I heard about a man who was very proud of his perfectly groomed lawn. It was flawless. But then a heavy crop of dandelions appeared seemingly out of nowhere. He tried everything he could to get rid of them but had no success. So he sent off an email to the school of agriculture at a local university, telling them of all the things he had done to get rid of the dandelions. He wanted to know what he should do next. He received this response: “We suggest you learn to love dandelions.”

In the same way, we’ll pray, “Lord, I want you to take this away. I want you to change it.” The Lord is saying, “I suggest you learn to love it.”

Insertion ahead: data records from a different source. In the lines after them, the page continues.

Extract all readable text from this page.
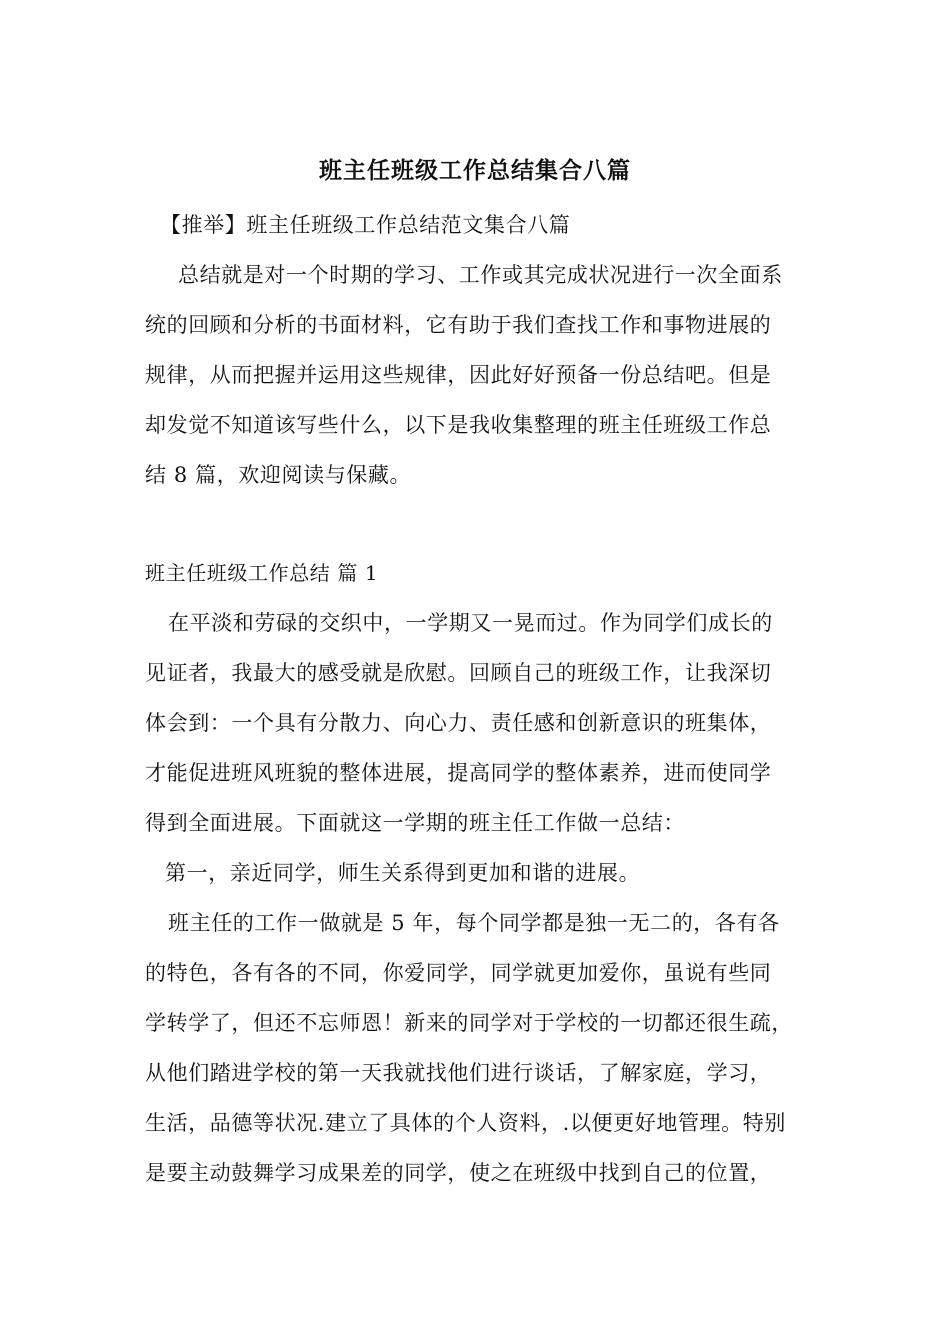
班主任班级工作总结集合八篇
【推举】班主任班级工作总结范文集合八篇
总结就是对一个时期的学习、工作或其完成状况进行一次全面系
统的回顾和分析的书面材料，它有助于我们查找工作和事物进展的
规律，从而把握并运用这些规律，因此好好预备一份总结吧。但是
却发觉不知道该写些什么，以下是我收集整理的班主任班级工作总
结 8 篇，欢迎阅读与保藏。
班主任班级工作总结 篇 1
在平淡和劳碌的交织中，一学期又一晃而过。作为同学们成长的
见证者，我最大的感受就是欣慰。回顾自己的班级工作，让我深切
体会到：一个具有分散力、向心力、责任感和创新意识的班集体，
才能促进班风班貌的整体进展，提高同学的整体素养，进而使同学
得到全面进展。下面就这一学期的班主任工作做一总结：
第一，亲近同学，师生关系得到更加和谐的进展。
班主任的工作一做就是 5 年，每个同学都是独一无二的，各有各
的特色，各有各的不同，你爱同学，同学就更加爱你，虽说有些同
学转学了，但还不忘师恩！新来的同学对于学校的一切都还很生疏，
从他们踏进学校的第一天我就找他们进行谈话，了解家庭，学习，
生活，品德等状况.建立了具体的个人资料，.以便更好地管理。特别
是要主动鼓舞学习成果差的同学，使之在班级中找到自己的位置，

This unruly husband, Lord! I’ve tried everything.

God is saying, “Learn to love him.”

This wife won’t do what I want her to do!

God is saying, “Learn to love her.”

These kids were great until they got to the teen years. I don’t know what’s happening.

God is saying, “Learn to love them.”

Think about your life right now. Can you learn to love what you have instead of what you don’t have? Paul was under house arrest. Instead of having his freedom, instead of a mission field, he was surrounded by four walls. Yet he was content.

Don’t misunderstand. Paul wasn’t saying that we should necessarily be satisfied with our present spiritual condition. He also wrote in Philippians, “Forgetting those things which are behind and reaching forward to those things which are ahead, I press toward the goal for the prize of the upward call of God in Christ Jesus” (3:13–14 NKJV).

In that sense we should not be satisfied with where we are. But having said that, we should find contentment in our relationship with God. But that isn’t our nature. Notice that Paul said, “I have learned how to be content.” Some things have to be learned.

Life gives us things we cannot control. Paul found his contentment in his relationship with God. Without Christ, we can’t do much. But all things can be done through Christ, who strengthens us.